Many viral infections (e.g., hand, foot, and mouth disease and herpangina, caused by coxsackieviruses or enteroviruses) give rise to acute multifocal ulcerations in the oral cavity that are self-limiting; the persistent nature of this patient’s ulcers eliminates most of these. Viruses of the herpesvirus family establish latency and may cause recurrent oral or oropharyngeal ulcers. The most common culprit is herpes simplex virus (HSV). Recrudescent HSV infections frequently present as herpes labialis and, in immunocompetent patients, as ulcers on the keratinized mucosa of the gingiva, hard palate, and dorsum of the tongue.
Granulomatosis with polyangiitis (formerly known as Wegener’s granulomatosis) is a necrotizing and granulomatous vasculitic disorder with involvement of the upper airways, lungs, and kidneys; patients with this and other ANCA-associated vasculitides may present with oral ulcers. Patients with a variant of granulomatosis with polyangiitis may present with limited involvement of the upper airways and oral cavity. However, the oral ulcers tend to be large and necrotic, and the gingiva typically shows hyperplasia with petechial hemorrhages (“strawberry gingivitis”). ANCAs with specificity for serine proteinase 3 (more common) or myeloperoxidase (less common) are almost always positive.
Morning Report Questions
Q: What is mucous-membrane pemphigoid?
A: Mucous-membrane pemphigoid is a subepithelial blistering disorder. Patients typically present with bright red, painful denudation on the gingiva (desquamative gingivitis) or with ulcers on the palate. Bleeding on tooth brushing is common. Collapsed bullae and erosions may also occur in other mucosal sites, although they are almost always accompanied by involvement of the gingiva or palate or both. Scarring is common in ocular pemphigoid but not in oral pemphigoid, and erosive lesions of the larynx, pharynx, and nasal mucosa occur in approximately 35% of cases. Erosive lesions may lead to scarring, stenosis, synechiae, obstruction, and dyspnea.

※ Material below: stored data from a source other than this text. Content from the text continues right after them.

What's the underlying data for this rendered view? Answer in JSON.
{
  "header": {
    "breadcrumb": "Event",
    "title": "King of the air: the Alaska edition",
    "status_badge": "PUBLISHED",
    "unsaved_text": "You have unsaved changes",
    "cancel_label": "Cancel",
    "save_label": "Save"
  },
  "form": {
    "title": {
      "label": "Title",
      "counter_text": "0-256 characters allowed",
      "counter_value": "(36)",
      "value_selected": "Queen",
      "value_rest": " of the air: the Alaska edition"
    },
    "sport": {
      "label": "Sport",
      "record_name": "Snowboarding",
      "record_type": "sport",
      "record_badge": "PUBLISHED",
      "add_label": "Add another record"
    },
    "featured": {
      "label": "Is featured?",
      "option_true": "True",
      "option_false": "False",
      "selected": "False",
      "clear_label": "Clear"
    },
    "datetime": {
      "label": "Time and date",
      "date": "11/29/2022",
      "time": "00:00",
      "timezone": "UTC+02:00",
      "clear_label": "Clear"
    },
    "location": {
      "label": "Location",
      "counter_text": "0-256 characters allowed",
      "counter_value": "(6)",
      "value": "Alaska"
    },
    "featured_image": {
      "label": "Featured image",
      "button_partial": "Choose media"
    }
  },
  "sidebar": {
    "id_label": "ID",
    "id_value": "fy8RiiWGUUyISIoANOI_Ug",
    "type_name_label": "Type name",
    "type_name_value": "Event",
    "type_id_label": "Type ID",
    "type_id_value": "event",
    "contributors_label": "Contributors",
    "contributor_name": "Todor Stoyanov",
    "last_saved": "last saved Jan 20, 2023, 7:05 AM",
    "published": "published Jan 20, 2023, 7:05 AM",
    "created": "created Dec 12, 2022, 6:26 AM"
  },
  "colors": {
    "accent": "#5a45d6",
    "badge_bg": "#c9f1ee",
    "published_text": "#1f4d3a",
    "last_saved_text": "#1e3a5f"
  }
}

Q: What is oral pemphigus vulgaris?
A: Pemphigus vulgaris is an intraepithelial blistering disorder. Lesions begin in the oral cavity in up to 60% of patients, with skin lesions developing months or years later. The soft palate and the mucosa of the hard palate are commonly involved because of trauma from swallowing. Gingival manifestations are similar to those of mucous-membrane pemphigoid. Laryngeal or pharyngeal involvement is present in up to 80% of patients, nasal crusting and erosions are found in up to 60%, and the ears are involved in 20%.